Reference Number: L0015
Date: c.1826
Extent: 1 portrait
Materials: Oil on canvas
Size: 930 x 800 mm
Provenance: Presented to Lloyd’s in 1965 by Marryat’s great-granddaughter, Mrs Marie Marryat Milliken

Description: Joseph Marryat was Chairman of Lloyd’s 1811-24. He was a West Indian merchant, underwriter, ship owner and later a banker in Marryat, Kay, Price and Coleman, which he joined in 1819 and headed in the 1820s. He was a prominent member of the Society of West Indian Planters and Merchants and Agent for Trinidad (1807-1815) and then Grenada (1815-1824) as well as an Member of Parliament.
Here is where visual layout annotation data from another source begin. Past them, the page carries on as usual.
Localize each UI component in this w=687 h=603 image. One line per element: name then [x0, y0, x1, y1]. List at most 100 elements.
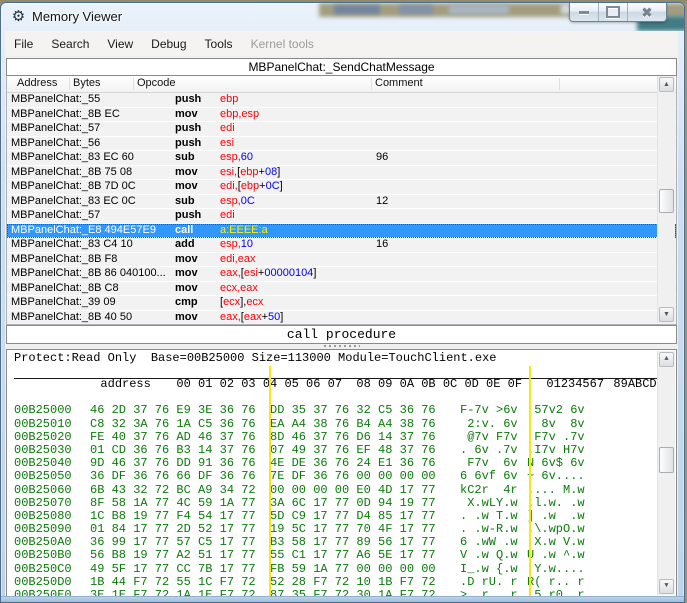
instruction-bytes: E8 494E57E9: [88, 224, 156, 236]
hex-scrollbar[interactable]: ▲ ▼: [657, 351, 675, 595]
hex-ascii-header-low: 01234567: [546, 378, 604, 391]
hex-row[interactable]: 00B25020FE 40 37 76 AD 46 37 768D 46 37 …: [7, 431, 676, 444]
instruction-mnemonic: mov: [175, 267, 198, 281]
menu-search[interactable]: Search: [42, 34, 98, 54]
instruction-bytes: 8B F8: [88, 253, 117, 265]
hex-row[interactable]: 00B250B056 B8 19 77 A2 51 17 7755 C1 17 …: [7, 549, 676, 562]
scroll-up-icon[interactable]: ▲: [659, 77, 674, 92]
menu-view[interactable]: View: [98, 34, 142, 54]
disasm-column-header[interactable]: Address Bytes Opcode Comment: [7, 76, 676, 93]
title-bar[interactable]: ⚙ Memory Viewer ✖: [1, 3, 684, 31]
ascii-low: I_.w {.w: [460, 563, 518, 576]
hex-bytes-low: 49 5F 17 77 CC 7B 17 77: [90, 563, 256, 576]
window-bottom-border: [1, 596, 684, 602]
operand-segment: ecx: [223, 296, 240, 308]
scrollbar-thumb[interactable]: [659, 447, 674, 473]
ascii-low: X.wLY.w: [460, 497, 518, 510]
splitter-grip-icon: [324, 345, 360, 347]
hex-row[interactable]: 00B2500046 2D 37 76 E9 3E 36 76DD 35 37 …: [7, 404, 676, 417]
scroll-down-icon[interactable]: ▼: [659, 579, 674, 594]
disasm-row[interactable]: MBPanelChat:_57pushedi: [7, 122, 676, 137]
hex-row[interactable]: 00B250606B 43 32 72 BC A9 34 7200 00 00 …: [7, 484, 676, 497]
disasm-row[interactable]: MBPanelChat:_83 EC 60subesp,6096: [7, 151, 676, 166]
column-header-bytes[interactable]: Bytes: [73, 77, 101, 89]
minimize-button[interactable]: [570, 3, 598, 21]
close-button[interactable]: ✖: [627, 3, 666, 21]
operand-segment: edi,eax: [220, 253, 255, 265]
disasm-row[interactable]: MBPanelChat:_56pushesi: [7, 137, 676, 152]
disasm-row[interactable]: MBPanelChat:_E8 494E57E9calla:EEEE:a: [7, 224, 676, 239]
ascii-high: :l.w. .w: [527, 497, 586, 510]
hex-row[interactable]: 00B2505036 DF 36 76 66 DF 36 767E DF 36 …: [7, 470, 676, 483]
operand-segment: eax: [244, 311, 262, 323]
column-header-opcode[interactable]: Opcode: [137, 77, 176, 89]
ascii-low: @7v F7v: [460, 431, 518, 444]
menu-file[interactable]: File: [5, 34, 42, 54]
disasm-rows: MBPanelChat:_55pushebpMBPanelChat:_8B EC…: [7, 93, 676, 325]
instruction-address: MBPanelChat:_: [7, 108, 88, 122]
instruction-mnemonic: push: [175, 209, 201, 223]
menu-debug[interactable]: Debug: [142, 34, 195, 54]
menu-tools[interactable]: Tools: [196, 34, 242, 54]
instruction-bytes: 57: [88, 209, 100, 221]
instruction-address: MBPanelChat:_: [7, 180, 88, 194]
operand-segment: esp,: [220, 195, 241, 207]
disasm-row[interactable]: MBPanelChat:_39 09cmp[ecx],ecx: [7, 296, 676, 311]
scroll-down-icon[interactable]: ▼: [659, 307, 674, 322]
operand-segment: 10: [241, 238, 253, 250]
disasm-row[interactable]: MBPanelChat:_57pushedi: [7, 209, 676, 224]
hex-bytes-high: 3A 6C 17 77 0D 94 19 77: [270, 497, 436, 510]
disasm-row[interactable]: MBPanelChat:_8B F8movedi,eax: [7, 253, 676, 268]
ascii-low: 6 6vf 6v: [460, 470, 518, 483]
maximize-button[interactable]: [598, 3, 627, 21]
scrollbar-thumb[interactable]: [659, 189, 674, 213]
window-controls: ✖: [569, 3, 667, 22]
disasm-row[interactable]: MBPanelChat:_55pushebp: [7, 93, 676, 108]
panel-splitter[interactable]: [6, 344, 677, 348]
instruction-operands: esi,[ebp+08]: [220, 166, 280, 180]
instruction-mnemonic: mov: [175, 166, 198, 180]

He opposed both the abolition of the slave trade and slavery in parliament and through the writing of pamphlets and was an owner of plantations and enslaved people. This is a half length portrait of Marryat who was Chairman of Lloyd’s 1811 – 1824. Hayes was a portrait painter, especially of military and naval officers, who first exhibited at the Royal Academy in 1814. Hayes possibly exhibited this portrait at the Royal Academy in 1826. Marryat’s likeness is said to be taken from a bust of Marryat by William Behnes, which was in Grenada, and it is likely that this was a posthumous portrait, possibly around 1826. The portrait is unsigned.